Salary Basis Test
Under the Fair Labor Standards Act (FLSA), a criterion used to determine whether an employee is entitled to an exemption from overtime pay is the salary basis test. The test looks more at how an employee is paid than what they do on the job. An employee must receive a predetermined salary amount on a regular basis, regardless of the number of hours worked, in order to pass the salary basis test.

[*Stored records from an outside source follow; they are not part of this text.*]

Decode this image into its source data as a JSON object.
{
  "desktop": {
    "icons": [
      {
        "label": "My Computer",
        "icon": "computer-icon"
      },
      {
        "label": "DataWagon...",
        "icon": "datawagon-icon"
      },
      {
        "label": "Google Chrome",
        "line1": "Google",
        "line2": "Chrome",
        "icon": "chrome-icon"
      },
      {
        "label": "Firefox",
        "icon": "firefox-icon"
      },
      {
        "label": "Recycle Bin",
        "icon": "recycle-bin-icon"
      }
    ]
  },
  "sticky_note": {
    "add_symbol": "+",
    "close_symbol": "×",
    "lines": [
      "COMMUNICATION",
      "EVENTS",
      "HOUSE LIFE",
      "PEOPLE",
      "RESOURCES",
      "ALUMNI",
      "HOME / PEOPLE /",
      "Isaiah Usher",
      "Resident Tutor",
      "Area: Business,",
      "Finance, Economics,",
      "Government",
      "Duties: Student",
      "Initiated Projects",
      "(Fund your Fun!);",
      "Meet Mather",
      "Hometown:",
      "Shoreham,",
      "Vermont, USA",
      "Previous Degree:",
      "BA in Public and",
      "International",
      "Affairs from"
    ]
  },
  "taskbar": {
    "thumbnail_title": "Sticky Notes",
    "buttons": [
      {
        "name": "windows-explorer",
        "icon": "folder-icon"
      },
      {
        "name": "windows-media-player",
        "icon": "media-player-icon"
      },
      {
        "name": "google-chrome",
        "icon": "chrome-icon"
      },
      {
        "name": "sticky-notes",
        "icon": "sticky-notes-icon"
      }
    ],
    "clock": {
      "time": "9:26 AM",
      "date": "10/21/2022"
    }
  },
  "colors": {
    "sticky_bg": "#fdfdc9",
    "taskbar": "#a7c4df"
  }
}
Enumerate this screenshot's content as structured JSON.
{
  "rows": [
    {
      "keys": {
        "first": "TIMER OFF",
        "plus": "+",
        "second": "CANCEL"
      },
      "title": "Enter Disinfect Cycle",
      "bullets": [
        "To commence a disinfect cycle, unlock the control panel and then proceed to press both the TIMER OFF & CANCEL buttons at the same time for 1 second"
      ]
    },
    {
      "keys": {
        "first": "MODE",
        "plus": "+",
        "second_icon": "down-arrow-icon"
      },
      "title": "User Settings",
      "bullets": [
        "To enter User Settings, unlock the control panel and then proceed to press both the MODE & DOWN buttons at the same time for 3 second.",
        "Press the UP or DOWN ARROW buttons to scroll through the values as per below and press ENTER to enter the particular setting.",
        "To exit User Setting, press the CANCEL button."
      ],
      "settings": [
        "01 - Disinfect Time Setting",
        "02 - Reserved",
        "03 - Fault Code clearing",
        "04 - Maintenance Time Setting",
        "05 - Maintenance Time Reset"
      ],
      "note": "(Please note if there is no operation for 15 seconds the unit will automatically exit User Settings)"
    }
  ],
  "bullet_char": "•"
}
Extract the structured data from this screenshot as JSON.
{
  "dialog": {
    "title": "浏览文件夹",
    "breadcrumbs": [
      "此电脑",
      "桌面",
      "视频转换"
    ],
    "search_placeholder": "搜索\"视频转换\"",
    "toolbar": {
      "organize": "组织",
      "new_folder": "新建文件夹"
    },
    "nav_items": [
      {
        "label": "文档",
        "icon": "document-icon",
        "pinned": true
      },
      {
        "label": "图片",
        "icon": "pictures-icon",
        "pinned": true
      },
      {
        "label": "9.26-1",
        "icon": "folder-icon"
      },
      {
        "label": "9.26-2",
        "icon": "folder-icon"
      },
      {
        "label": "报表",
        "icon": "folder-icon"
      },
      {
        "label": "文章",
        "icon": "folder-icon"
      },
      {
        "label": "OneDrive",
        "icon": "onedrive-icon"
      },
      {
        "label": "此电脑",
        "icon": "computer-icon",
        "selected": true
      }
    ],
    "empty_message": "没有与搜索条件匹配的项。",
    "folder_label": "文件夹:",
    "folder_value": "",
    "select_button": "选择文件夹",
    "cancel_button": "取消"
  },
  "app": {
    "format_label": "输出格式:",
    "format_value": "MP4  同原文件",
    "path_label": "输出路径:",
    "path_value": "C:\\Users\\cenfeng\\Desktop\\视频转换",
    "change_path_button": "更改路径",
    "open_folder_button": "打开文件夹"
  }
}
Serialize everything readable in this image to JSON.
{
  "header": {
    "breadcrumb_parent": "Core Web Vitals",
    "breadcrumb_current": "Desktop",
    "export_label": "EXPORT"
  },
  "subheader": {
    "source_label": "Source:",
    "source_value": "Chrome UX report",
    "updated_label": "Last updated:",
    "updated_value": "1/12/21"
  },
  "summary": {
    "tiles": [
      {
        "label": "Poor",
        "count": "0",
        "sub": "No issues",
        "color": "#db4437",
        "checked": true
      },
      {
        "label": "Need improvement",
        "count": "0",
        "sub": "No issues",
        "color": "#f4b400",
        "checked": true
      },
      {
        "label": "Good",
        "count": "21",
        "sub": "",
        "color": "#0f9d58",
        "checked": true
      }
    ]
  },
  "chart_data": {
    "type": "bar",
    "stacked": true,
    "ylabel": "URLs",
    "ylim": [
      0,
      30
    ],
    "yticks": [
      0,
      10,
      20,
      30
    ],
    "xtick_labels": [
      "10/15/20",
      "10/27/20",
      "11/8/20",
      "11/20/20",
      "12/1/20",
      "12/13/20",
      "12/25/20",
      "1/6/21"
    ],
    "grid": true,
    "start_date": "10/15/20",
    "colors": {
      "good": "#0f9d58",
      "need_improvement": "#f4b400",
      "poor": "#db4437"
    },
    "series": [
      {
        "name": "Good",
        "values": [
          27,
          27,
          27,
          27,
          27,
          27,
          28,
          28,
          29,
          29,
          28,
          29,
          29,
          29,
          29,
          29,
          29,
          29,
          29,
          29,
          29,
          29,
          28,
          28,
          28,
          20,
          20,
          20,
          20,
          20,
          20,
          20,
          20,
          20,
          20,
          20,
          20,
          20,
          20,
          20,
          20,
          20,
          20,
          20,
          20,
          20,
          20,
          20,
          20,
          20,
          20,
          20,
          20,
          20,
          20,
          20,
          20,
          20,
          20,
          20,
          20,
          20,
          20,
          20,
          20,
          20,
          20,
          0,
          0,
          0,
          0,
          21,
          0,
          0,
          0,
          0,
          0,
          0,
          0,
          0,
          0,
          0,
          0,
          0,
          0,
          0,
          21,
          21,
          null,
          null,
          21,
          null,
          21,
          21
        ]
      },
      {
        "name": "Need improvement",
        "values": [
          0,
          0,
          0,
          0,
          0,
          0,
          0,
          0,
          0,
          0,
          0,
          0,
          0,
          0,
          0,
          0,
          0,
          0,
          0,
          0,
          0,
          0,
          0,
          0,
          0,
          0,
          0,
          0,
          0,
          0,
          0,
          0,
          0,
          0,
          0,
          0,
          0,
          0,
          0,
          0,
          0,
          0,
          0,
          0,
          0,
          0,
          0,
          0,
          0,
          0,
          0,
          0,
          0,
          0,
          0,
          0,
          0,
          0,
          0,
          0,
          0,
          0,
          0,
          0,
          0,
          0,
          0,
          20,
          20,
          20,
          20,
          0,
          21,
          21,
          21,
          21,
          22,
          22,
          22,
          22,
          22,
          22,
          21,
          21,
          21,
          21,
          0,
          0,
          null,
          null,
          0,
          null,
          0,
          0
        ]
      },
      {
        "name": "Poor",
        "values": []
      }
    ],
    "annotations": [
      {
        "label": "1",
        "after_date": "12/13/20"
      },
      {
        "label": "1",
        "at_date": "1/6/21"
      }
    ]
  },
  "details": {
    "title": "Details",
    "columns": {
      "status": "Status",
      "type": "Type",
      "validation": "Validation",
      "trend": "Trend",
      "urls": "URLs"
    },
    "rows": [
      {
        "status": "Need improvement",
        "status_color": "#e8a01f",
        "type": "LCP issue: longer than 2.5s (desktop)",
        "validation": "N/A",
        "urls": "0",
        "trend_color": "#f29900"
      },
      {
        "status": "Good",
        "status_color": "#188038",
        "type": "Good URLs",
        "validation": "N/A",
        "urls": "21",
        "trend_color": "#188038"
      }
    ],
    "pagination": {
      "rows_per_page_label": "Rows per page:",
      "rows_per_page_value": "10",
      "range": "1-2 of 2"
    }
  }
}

An employee must receive a fixed salary that is unaffected by the quantity or quality of their work in order to pass the salary basis test. This means that an employee’s pay should remain the same regardless of whether they work fewer or more hours than usual during a given workweek. However, certain limited deductions may be made, such as illness, jury duty, or personal absences.
The salary basis test plays a role in determining whether an employee is exempt from overtime pay requirements or not. While non-exempt employees are eligible for overtime pay, employees who work more than 40 hours per week are not eligible for overtime pay. One of the requirements for an employee to be exempt is to pass the salary basis test.
To correctly classify their employees and accurately calculate their wages, employers must ensure that they adhere to the salary basis test. A violation of the salary basis test could result in legal action and the obligation to pay back wages for overtime that was not paid. To ensure compliance with the salary basis test and other applicable wage and hour regulations, employers should therefore carefully review the FLSA guidelines and consult with legal professionals.